• Jascha Heifetz, virtuoso violinist, (1901-1987)

    From David P.@21:1/5 to All on Fri Aug 12 22:55:14 2022
    Heifetz visited much of Europe while still in his teens. In April 1911, he performed in an outdoor concert in St. Petersburg before 25,000 spectators; there was such a reaction that police officers needed to protect the young violinist after the concert.
    In 1914, he performed with the Berlin Philharmonic conducted by Arthur Nikisch. The conductor said he had never heard such an excellent violinist.

    Heifetz and his family left Russia in 1917, traveling by rail to the Russian far east and then by ship to the US, arriving in San Francisco. On Oct 27, 1917, Heifetz played for the first time in the US, at Carnegie Hall in New York, and became an
    immediate sensation. Fellow violinist Mischa Elman in the audience asked "Do you think it's hot in here?", whereupon the pianist Leopold Godowsky, in the next seat, replied, "Not for pianists."

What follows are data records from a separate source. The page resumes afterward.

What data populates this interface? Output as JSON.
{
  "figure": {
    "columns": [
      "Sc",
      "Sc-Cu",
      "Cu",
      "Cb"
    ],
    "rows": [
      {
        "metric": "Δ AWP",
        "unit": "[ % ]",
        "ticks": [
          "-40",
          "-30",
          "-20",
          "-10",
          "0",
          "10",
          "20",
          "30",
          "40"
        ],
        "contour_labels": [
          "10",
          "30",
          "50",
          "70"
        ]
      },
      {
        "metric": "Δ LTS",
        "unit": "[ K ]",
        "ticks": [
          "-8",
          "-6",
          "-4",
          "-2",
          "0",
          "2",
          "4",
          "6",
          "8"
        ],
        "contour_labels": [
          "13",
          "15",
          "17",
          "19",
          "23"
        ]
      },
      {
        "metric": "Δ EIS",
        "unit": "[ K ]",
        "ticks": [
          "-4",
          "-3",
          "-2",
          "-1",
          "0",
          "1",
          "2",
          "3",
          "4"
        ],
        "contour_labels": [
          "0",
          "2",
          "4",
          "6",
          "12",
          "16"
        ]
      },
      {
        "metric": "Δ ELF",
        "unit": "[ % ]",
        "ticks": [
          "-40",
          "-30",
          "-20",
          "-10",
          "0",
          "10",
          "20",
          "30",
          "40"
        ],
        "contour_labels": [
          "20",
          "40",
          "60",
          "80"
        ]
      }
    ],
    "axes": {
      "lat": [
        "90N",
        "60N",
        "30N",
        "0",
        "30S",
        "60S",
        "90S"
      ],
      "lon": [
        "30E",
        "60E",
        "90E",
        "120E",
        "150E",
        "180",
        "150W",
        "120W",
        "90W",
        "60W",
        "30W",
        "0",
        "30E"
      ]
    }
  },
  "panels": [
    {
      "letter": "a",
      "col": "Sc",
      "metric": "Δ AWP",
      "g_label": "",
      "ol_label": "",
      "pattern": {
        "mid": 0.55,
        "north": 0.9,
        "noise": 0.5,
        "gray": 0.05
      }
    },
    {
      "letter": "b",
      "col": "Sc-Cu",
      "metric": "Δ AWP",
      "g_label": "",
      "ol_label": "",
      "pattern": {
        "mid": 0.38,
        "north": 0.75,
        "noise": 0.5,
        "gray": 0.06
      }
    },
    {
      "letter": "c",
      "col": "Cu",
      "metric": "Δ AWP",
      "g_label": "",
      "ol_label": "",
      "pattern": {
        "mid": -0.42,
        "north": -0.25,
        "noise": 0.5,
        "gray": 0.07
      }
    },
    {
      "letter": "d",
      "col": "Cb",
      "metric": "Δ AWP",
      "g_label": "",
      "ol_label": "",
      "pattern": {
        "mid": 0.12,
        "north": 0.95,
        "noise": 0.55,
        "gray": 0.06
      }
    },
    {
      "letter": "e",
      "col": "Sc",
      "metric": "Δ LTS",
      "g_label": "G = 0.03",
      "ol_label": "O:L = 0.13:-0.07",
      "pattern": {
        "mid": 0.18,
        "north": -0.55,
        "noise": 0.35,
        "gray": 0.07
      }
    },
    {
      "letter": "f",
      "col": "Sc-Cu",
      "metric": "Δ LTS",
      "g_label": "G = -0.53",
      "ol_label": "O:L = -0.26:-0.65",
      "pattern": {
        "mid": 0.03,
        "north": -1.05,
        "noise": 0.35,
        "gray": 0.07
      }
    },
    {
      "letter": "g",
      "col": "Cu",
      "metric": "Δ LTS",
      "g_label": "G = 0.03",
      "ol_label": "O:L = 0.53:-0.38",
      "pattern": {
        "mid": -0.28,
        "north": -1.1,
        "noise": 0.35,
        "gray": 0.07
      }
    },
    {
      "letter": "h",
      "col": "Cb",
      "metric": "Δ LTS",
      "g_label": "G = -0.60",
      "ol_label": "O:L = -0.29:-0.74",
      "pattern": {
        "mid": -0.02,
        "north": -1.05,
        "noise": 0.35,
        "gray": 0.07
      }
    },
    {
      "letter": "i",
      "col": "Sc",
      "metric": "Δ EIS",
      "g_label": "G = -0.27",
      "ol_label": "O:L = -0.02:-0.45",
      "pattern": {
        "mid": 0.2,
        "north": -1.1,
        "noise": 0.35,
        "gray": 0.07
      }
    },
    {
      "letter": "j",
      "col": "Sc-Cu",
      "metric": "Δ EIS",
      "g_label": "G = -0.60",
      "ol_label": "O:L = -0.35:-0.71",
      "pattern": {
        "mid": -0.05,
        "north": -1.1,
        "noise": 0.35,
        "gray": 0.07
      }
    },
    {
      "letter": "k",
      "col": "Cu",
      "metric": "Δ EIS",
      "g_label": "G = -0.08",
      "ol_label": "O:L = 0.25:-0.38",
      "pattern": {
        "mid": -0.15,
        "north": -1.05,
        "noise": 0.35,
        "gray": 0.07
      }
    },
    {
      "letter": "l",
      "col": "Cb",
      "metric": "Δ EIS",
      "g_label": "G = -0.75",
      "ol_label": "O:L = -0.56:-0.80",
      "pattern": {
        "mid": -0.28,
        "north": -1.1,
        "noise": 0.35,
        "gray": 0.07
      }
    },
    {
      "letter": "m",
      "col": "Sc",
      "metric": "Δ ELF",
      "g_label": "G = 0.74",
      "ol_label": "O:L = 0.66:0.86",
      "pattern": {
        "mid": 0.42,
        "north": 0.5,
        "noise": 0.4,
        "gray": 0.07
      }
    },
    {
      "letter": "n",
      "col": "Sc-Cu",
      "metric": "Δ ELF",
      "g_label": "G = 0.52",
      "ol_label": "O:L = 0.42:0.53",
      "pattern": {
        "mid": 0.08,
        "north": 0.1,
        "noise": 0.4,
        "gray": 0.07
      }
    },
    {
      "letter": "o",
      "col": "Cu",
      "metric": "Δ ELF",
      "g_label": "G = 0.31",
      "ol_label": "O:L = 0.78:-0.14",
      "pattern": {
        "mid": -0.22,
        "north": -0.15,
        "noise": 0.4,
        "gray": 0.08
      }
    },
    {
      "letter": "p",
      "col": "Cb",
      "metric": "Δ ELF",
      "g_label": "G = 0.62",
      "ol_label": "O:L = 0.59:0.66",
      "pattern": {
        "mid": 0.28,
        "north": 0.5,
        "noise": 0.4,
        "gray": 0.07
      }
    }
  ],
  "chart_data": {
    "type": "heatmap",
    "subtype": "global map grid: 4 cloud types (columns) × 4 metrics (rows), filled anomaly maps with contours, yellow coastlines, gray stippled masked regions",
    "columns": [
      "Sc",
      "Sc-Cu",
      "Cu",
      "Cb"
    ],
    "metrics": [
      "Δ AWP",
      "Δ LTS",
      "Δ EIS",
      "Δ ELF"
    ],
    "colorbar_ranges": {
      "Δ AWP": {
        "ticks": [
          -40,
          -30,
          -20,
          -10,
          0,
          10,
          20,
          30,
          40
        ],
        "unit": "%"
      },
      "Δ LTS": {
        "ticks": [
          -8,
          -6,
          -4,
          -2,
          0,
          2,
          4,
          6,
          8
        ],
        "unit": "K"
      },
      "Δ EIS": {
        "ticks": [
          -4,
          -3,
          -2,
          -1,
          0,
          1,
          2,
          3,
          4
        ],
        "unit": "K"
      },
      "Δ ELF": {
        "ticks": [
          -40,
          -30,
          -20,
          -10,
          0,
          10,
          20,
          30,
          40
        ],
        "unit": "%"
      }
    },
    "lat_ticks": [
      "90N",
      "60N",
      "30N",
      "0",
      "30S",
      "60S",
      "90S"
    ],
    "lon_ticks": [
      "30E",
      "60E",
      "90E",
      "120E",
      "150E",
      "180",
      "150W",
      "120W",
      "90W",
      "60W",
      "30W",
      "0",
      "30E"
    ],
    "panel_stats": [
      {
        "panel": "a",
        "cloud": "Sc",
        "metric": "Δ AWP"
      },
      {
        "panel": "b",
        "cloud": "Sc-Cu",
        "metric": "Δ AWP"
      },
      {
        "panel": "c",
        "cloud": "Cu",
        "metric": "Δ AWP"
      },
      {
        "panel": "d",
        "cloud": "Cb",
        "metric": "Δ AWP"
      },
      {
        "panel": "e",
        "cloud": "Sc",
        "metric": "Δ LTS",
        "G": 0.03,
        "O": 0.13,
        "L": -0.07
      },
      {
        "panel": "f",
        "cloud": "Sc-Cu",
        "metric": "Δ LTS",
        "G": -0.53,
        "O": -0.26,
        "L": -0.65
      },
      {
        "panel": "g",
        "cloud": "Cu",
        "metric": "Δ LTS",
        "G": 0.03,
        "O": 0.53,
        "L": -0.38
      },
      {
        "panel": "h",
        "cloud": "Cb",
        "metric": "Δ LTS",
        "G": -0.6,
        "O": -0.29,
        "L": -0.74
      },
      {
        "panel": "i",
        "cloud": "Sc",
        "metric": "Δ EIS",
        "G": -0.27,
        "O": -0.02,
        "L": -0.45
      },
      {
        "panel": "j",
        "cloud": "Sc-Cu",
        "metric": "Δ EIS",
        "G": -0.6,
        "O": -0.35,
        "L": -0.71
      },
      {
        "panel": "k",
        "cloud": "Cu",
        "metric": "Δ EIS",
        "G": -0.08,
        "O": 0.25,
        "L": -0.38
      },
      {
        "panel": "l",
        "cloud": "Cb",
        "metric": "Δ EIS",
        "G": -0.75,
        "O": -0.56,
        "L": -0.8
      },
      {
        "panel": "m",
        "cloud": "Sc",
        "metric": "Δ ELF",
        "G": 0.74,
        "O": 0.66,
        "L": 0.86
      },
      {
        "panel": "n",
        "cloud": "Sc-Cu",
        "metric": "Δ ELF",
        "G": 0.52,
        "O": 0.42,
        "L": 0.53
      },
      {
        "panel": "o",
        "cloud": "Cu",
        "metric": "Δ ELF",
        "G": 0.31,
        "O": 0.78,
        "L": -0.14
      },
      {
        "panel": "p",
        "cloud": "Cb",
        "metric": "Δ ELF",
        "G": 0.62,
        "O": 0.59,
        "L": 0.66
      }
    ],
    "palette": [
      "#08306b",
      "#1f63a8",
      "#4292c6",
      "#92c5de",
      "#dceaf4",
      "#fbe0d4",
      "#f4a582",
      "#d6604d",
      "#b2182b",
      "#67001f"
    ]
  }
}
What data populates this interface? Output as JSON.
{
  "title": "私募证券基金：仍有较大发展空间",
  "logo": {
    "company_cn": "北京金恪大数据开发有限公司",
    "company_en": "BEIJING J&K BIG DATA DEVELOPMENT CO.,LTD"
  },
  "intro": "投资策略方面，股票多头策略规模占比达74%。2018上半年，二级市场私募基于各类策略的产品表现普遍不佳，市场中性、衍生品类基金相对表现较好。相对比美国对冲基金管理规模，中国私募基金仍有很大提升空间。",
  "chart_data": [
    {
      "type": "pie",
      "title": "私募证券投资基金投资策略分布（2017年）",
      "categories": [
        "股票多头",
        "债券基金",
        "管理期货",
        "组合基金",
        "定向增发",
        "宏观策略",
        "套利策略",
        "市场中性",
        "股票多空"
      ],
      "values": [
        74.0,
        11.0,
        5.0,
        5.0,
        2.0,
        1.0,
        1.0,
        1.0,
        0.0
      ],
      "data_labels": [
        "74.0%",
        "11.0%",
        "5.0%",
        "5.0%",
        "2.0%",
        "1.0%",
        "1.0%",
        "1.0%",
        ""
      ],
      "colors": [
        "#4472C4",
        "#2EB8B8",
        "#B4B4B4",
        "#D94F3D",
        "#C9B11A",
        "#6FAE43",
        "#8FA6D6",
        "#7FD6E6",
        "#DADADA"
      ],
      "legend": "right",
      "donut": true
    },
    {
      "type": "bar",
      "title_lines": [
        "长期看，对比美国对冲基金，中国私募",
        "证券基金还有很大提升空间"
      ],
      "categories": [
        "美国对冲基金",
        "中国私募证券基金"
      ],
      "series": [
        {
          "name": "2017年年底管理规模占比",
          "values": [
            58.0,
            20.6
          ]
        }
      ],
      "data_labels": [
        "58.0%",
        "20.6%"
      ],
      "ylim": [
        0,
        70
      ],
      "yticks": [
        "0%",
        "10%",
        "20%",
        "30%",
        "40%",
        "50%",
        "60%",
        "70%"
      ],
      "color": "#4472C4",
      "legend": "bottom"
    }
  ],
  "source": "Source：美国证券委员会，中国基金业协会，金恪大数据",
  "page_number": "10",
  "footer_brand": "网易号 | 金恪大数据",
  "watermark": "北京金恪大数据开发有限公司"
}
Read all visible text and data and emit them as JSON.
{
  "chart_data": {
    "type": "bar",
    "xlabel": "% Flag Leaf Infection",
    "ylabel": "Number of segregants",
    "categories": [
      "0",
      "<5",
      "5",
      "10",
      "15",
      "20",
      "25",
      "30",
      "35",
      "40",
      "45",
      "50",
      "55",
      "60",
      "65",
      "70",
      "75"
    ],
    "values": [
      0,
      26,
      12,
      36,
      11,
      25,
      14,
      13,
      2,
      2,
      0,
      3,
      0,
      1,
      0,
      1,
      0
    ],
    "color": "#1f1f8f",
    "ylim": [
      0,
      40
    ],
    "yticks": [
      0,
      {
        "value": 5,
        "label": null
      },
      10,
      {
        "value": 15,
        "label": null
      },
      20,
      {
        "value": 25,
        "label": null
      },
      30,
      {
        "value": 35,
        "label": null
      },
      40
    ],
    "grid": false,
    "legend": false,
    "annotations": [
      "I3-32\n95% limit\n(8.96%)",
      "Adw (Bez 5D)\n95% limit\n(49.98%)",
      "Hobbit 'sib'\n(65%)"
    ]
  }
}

    In 1917, Heifetz was elected an honorary member of Phi Mu Alpha Sinfonia, the national fraternity for men in music, by the fraternity's Alpha chapter at the New England Conservatory of Music in Boston. At 16, he was perhaps the youngest person ever
    elected to membership in the organization. Heifetz remained in the country and became an American citizen in 1925. A story circulates that tells of an interaction with one of the Marx Brothers: when he told the brother (usually Groucho or Harpo) that he
    had been earning his living as a musician since the age of seven, he received the reply, "Before that, I suppose, you were just a bum."